Até por isso, “Madylion”, ao meus ouvidos, é uma fusão de Anathema, Paradise Lost e Candlemass com Cocteau Twins, Fields of the Nephilim e Dead Can Dance.
Nesse sentido, este terceiro álbum de estúdio transformava o Gathering de uma banda de death/doom metal comum – que pode ser conferida em discos como “…Always” (1992) e “Almost a Dance” (1993) – num modelo moderno de heavy metal que seria seguido por diversas outras bandas na próxima década.
Pode-se dizer que “Mandylion” olhou para o doom metal por um prisma diferente, trazendo algo de renovador para os riffs marcantes e a atmosfera depressiva tão característicos da transformação gótica que o estilo começava a experimentar na primeira metade dos anos noventa.

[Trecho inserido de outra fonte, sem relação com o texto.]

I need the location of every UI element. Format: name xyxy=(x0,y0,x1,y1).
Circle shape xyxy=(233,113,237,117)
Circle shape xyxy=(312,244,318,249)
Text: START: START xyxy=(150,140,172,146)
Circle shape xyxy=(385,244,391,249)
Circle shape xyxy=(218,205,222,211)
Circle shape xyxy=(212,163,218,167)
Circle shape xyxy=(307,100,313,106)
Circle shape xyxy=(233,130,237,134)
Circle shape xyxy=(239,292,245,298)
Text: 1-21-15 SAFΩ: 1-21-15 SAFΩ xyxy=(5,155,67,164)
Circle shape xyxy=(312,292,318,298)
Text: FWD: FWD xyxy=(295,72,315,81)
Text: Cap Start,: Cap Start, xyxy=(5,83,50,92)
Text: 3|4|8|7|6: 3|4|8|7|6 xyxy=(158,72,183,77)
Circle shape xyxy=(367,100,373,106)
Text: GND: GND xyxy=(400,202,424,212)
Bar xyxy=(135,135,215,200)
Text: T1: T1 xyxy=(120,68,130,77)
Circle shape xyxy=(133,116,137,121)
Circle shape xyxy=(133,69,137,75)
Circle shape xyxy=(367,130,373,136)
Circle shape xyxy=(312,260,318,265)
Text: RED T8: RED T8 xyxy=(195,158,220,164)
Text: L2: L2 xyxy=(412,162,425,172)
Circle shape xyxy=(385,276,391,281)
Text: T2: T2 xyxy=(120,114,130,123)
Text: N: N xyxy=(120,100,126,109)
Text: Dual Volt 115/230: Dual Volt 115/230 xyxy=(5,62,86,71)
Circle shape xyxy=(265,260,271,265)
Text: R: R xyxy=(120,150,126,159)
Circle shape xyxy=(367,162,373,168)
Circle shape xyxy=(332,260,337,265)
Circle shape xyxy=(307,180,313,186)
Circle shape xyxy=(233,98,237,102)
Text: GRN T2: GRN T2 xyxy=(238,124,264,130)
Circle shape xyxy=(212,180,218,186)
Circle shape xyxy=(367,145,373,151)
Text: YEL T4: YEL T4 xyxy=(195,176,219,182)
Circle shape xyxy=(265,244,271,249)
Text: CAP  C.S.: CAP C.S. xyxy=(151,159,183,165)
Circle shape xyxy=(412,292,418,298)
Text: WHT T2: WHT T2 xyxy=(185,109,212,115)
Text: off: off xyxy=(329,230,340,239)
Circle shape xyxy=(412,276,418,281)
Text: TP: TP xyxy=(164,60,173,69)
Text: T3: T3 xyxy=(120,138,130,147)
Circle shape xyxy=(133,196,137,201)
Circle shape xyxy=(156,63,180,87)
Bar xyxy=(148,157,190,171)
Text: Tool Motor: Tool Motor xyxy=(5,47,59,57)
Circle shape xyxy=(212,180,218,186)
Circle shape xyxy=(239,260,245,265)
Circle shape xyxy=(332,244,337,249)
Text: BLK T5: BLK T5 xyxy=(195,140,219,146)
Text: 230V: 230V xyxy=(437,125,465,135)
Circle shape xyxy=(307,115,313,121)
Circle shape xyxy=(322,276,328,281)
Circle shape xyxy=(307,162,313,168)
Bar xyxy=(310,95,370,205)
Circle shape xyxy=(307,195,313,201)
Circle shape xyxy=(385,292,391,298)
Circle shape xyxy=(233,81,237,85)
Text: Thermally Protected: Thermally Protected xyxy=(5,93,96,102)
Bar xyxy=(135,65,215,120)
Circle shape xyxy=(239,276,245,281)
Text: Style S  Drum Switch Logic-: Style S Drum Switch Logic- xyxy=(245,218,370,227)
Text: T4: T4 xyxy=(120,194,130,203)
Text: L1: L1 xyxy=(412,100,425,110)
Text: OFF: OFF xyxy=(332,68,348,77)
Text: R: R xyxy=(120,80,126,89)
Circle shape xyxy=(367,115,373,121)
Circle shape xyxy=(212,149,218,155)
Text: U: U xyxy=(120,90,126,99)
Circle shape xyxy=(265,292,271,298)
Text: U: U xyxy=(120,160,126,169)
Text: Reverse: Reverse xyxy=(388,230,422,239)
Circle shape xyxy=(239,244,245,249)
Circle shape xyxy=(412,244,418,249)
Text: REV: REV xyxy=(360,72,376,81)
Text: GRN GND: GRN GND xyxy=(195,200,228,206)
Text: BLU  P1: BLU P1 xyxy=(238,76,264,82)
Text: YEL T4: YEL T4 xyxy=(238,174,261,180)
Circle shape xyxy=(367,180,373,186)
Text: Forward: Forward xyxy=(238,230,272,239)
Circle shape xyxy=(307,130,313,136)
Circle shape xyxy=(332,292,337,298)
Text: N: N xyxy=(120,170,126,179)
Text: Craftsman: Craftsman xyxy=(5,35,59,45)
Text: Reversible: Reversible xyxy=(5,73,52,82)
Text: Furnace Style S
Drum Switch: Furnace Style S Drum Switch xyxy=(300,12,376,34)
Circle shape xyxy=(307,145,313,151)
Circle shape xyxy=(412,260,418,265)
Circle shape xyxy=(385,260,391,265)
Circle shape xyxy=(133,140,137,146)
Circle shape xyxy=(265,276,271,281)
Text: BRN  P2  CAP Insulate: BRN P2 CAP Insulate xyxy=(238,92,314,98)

As duas faixas de abertura de “Mandylion”, “Strange Machines” (uma das melhores músicas da banda) e “Eléanor” (com mais determinação e um detalhe na linha de baixo inspiradíssimo) mostram exatamente isso, sendo dois grandes clássicos do Gathering que resumem a proposta melancólica, arrastada, pesada, e depressiva que é tão atraente ainda hoje.

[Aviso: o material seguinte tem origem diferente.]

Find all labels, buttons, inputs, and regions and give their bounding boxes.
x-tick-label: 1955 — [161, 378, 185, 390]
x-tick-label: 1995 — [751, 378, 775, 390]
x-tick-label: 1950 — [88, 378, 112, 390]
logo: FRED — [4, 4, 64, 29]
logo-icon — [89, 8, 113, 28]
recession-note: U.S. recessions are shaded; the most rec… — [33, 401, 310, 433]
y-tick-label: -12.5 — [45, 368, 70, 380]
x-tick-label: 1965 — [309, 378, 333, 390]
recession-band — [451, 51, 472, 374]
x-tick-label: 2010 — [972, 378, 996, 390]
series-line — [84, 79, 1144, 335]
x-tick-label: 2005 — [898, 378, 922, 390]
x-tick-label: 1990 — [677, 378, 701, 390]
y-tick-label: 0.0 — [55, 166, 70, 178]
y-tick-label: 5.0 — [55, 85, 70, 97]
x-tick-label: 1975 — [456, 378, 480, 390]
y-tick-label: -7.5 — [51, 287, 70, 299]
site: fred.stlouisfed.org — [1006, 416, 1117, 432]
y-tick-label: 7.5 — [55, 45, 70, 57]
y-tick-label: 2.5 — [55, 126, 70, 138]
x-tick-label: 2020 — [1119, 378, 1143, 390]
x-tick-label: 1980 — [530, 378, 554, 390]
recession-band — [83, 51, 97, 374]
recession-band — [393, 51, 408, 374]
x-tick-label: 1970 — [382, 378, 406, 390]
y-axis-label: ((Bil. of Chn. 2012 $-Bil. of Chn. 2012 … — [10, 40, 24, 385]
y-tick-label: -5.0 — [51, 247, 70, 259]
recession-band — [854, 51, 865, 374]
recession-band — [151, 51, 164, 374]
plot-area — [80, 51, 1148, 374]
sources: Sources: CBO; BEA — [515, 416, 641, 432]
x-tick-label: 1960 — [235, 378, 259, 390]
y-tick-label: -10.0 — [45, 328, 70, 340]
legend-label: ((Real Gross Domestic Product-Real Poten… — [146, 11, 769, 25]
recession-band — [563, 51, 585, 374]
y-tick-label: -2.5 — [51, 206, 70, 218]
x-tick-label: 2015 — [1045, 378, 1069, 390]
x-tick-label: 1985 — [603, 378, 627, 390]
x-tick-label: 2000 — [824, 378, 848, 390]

Afinal, nada neste disco soa datado e olhando em retrospecto é compreensível o motivo pelo qual essa fórmula de doom metal com vocais femininos explodiu: o atrito de opostos criava musicalmente o mesmo efeito envolvente que o contraste de sensualidade e terror da literatura gótica dos séculos XVIII e XIX.

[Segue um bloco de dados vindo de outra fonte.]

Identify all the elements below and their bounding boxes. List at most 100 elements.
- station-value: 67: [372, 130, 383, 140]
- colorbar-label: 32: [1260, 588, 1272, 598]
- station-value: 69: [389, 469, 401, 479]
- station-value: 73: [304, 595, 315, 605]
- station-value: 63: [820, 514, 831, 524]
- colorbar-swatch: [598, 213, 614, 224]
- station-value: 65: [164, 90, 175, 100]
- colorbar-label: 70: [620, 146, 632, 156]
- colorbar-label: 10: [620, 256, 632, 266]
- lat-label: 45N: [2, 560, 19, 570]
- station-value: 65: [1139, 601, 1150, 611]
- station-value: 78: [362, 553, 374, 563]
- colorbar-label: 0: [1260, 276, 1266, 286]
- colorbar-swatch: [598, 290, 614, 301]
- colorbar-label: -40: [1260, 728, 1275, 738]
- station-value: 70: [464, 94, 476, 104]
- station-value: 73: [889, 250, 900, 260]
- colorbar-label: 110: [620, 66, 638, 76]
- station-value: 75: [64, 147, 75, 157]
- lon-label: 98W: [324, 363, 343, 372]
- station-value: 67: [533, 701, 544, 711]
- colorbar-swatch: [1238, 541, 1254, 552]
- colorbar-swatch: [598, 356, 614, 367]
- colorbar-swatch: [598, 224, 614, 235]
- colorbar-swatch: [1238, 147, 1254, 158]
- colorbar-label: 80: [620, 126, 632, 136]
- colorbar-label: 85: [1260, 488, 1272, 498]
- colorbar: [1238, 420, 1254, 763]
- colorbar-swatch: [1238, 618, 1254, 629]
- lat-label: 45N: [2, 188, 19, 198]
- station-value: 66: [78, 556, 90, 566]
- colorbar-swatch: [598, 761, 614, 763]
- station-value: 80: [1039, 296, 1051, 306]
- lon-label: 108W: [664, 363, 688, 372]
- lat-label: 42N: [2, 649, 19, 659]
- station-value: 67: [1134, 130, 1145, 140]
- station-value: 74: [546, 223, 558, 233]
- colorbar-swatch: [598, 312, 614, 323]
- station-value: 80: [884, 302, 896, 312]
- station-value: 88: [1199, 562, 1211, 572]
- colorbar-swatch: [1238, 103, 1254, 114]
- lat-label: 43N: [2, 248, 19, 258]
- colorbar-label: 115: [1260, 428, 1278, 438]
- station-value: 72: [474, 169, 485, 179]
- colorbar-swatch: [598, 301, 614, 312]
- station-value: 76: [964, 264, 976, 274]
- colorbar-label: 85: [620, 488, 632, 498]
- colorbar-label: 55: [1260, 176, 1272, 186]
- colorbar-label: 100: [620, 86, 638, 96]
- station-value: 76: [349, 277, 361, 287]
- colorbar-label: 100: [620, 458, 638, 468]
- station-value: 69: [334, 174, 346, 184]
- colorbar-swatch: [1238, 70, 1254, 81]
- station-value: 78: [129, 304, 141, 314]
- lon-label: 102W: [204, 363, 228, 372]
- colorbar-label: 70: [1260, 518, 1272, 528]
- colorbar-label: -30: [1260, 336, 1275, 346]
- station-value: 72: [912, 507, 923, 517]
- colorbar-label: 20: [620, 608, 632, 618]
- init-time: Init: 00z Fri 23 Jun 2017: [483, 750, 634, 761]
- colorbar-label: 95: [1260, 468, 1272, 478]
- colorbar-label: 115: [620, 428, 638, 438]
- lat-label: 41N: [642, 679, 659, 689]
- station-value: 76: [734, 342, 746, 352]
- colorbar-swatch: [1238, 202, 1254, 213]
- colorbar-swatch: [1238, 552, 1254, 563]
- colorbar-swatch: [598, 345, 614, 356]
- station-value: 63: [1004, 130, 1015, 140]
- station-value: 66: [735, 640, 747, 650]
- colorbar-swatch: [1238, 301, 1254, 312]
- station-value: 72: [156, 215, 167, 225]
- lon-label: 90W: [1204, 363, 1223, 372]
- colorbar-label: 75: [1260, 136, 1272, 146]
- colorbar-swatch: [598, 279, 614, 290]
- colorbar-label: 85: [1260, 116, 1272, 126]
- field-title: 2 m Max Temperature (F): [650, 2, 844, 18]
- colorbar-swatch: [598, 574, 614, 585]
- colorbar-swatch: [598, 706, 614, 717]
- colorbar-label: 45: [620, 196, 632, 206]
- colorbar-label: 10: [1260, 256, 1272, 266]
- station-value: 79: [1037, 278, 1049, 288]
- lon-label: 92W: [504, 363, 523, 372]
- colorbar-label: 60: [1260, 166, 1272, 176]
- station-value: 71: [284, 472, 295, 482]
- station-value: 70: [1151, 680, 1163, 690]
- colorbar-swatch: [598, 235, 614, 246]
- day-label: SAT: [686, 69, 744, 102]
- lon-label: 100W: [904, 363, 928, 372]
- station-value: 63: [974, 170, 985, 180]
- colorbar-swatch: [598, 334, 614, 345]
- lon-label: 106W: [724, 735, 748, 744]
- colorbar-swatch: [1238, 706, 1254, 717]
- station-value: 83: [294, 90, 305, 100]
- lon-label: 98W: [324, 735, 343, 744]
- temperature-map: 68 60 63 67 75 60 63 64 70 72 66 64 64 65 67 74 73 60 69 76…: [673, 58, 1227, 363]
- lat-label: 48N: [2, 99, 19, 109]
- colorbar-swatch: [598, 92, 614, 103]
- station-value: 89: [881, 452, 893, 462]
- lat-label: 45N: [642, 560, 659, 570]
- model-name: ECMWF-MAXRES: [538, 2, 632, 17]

Obviamente, o Gathering nunca foi uma banda de aspectos sinfônicos, pompa épica e vocais líricos em contraste ao gutural, mas é inegável que a iniciação destas bandas com vocais femininos se deu com a chegada de “Mandylion” e também do auto-intitulado primeiro álbum do Theatre of Tragedy.
Na verdade, o Gathering já tinha essa ideia de levar a proposta apresentada pelo Paradise Lost em “Gothic” (1991) e “Icon” (1993) a um novo nível, pois antes mesmo de Anneke entrar na banda em 1994 e mudar seus rumos, eles já trabalhavam combinando discretamente os vocais femininos de Marike Groot com vocais masculinos em seus dois primeiros discos.
“Almost a Dance”, de 1993, por exemplo já dava indícios do que apresentariam em “Mandylion” mas faltava algo que desse o brilhantismo final à musicalidade do The Gathering; faltava aquela sensibilidade positiva e refinada em cada detalhe (que percebe-se, por exemplo, em “In Motion #2”).
“Mandylion” ainda tem a característica de ser um álbum compacto, como se fosse dividido em partes de uma única composição que fala sobre uma perda irreparável, algo que as viagens experimentais dos discos seguintes não permitiriam mais.
Até por isso e pela maturidade atingida, não dava pra colocar o Gathering, nesse momento de sua discografia, no mesmo balaio da bandas lançadas pela Century Media à época, como Moonspell, Theatre of Tragedy, Samael e Tiamat.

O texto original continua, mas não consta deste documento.